Fusillade dans une rave en Suisse: le ou les auteurs toujours en fuite
Cette photo montre le commissariat de police du canton d'Argovie lors d'une conférence de presse à Schafisheim, dans le nord de la Suisse, le 30 août 2026, à la suite d'une fusillade survenue lors d'une rave à Aarau. ©HAROLD CUNNINGHAM / AFP

La police suisse est encore à la recherche lundi du ou des auteurs des tirs qui ont tué une jeune Italienne et fait cinq blessés dans la nuit de samedi à dimanche lors d'une rave party à Aarau, près de Zurich.
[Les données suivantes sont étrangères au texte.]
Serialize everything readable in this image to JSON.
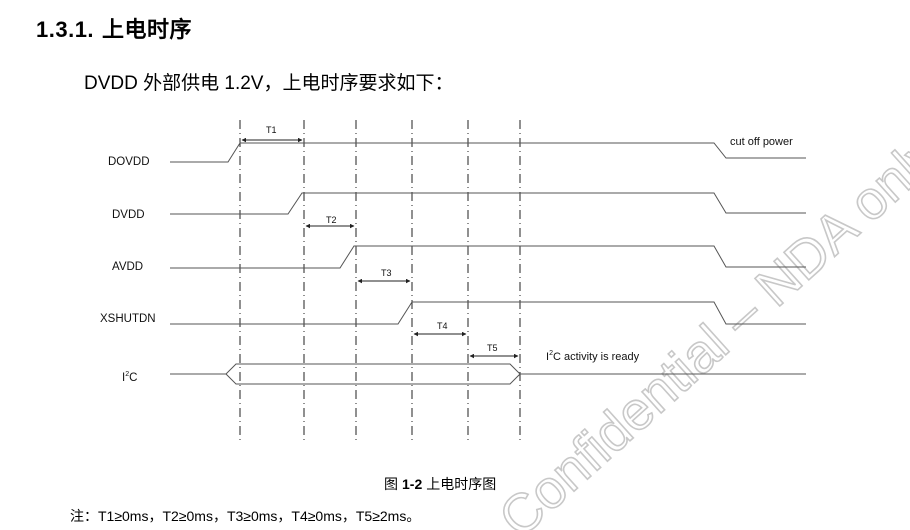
{
  "section": {
    "number": "1.3.1.",
    "title": "上电时序"
  },
  "intro": "DVDD 外部供电 1.2V，上电时序要求如下：",
  "timing_diagram": {
    "signals": [
      {
        "name": "DOVDD",
        "label": "DOVDD"
      },
      {
        "name": "DVDD",
        "label": "DVDD"
      },
      {
        "name": "AVDD",
        "label": "AVDD"
      },
      {
        "name": "XSHUTDN",
        "label": "XSHUTDN"
      },
      {
        "name": "I2C",
        "label": "I",
        "sup": "2",
        "label_tail": "C"
      }
    ],
    "intervals": [
      "T1",
      "T2",
      "T3",
      "T4",
      "T5"
    ],
    "annotations": {
      "cut_off": "cut off power",
      "i2c_ready_prefix": "I",
      "i2c_ready_sup": "2",
      "i2c_ready_tail": "C activity is ready"
    }
  },
  "watermark": "Confidential – NDA only",
  "caption": {
    "prefix": "图",
    "number": "1-2",
    "title": "上电时序图"
  },
  "note": "注：T1≥0ms，T2≥0ms，T3≥0ms，T4≥0ms，T5≥2ms。"
}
«Je ne peux pas vous indiquer précisément où se déroulent les recherches pour le moment, pour des raisons d'enquête. Mais je peux vous dire que les enquêtes en cours se poursuivent», a indiqué à l'AFP une porte-parole de la police.

«Plusieurs autorités de toute la Suisse et des pays voisins participent à l'enquête», a précisé également la police cantonale dans un communiqué.
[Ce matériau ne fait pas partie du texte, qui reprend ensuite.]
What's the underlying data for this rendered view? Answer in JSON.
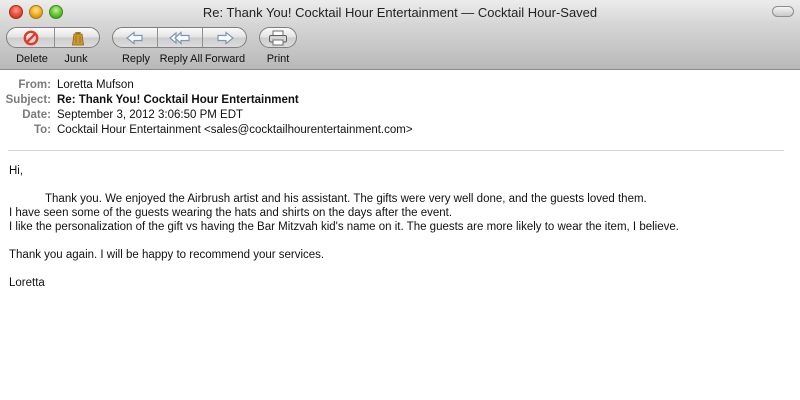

Dimanche vers 02h30 (00h30 GMT), des tirs ont retenti au moment où une rave prenait fin à l'hippodrome d'Aarau, dans le canton d'Argovie, dans le nord du pays alpin.

«Les visiteurs s'apprêtaient à rentrer chez eux lorsqu'un ou des inconnus ont tiré plusieurs coups de feu sur un groupe de personnes», a rappelé la police dans son communiqué.

Une Italienne de 22 ans a été tuée. «Elle est morte sur le coup malgré des tentatives de réanimation», selon la police, qui a également fait état de cinq blessés.

Dimanche, la Première ministre Giorgia Meloni avait indiqué que deux Italiens figuraient parmi les blessés, mais la police suisse a précisé lundi qu'il s'agissait en réalité d'une ressortissante allemande et de quatre hommes suisses, âgés de 24 à 31 ans.

Ces derniers «ont été transportés à l'hôpital avec des blessures de légères à graves», a précisé la police cantonale.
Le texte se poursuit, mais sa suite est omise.